Si ces pays traînent une dette énorme, tel un poids qui contraint chacune de leurs actions et leur souveraineté aujourd’hui, c’est parce que leurs dirigeants ont jugé que la rigueur budgétaire n’était pas une bonne option, à la manière de Romano Prodi qui déclarait en 2002 que le Pacte de stabilité et de croissance était "stupide". A l’époque, la Banque Centrale Européenne appelait au respect du Pacte, notamment à travers la voix de son vice-président… Lucas Papademos, le nouveau Premier ministre grec.

La France choisit la facilité

Quant à la France, le Rapport Pébereau exposait clairement dès 2005 que, depuis des décennies, avait fait "le choix de la facilité". Il précisait que "l’augmentation de la dettene résulte pas d’un effort spécifique pour la croissance mais, pour l’essentiel, d’une gestion peu rigoureuse". En outre, ajoutait-t-il, "au-delà des dysfonctionnements de notre appareil administratif, ce sont nos pratiques politiques et collectives qui expliquent le choix de la facilité fait par la France en matière de finances publiques".

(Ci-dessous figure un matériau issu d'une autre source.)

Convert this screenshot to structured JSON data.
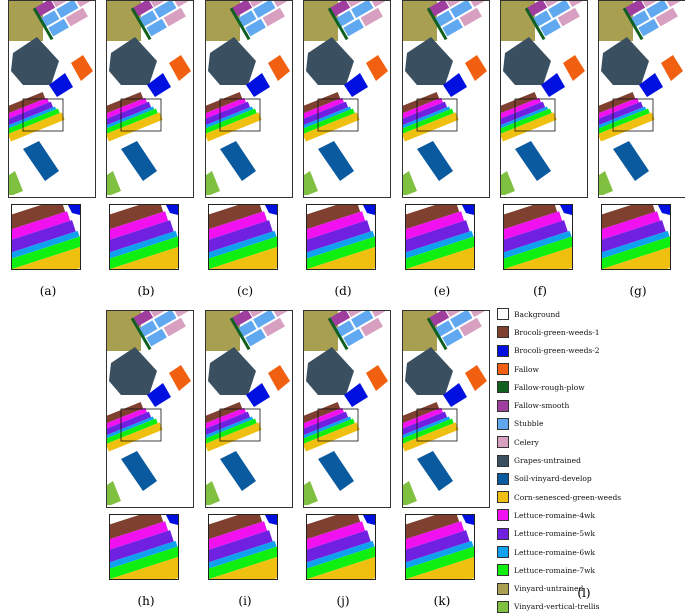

Au demeurant, les Etats étaient prévenus. Dès 2009, et parmi d’autres, Kenneth Rogoff annonçait : "il y a toujours un risque que la crise financière soit juste en phase d’hibernation, phase pendant laquelle elle se métamorphose lentement en crise de la dette publique", ajoutant que "l’explosion des niveaux de déficits publics non viables est une question clé".

Les marchés n’agissent donc que comme des révélateurs de la crise de la dette. S’ils sur-réagissent, c’est qu’il y a matière à réagir. Pour l’éviter, il faut réduire la dette publique. Se tromper d’origine de la crise actuelle, c’est s’empêcher de la résoudre.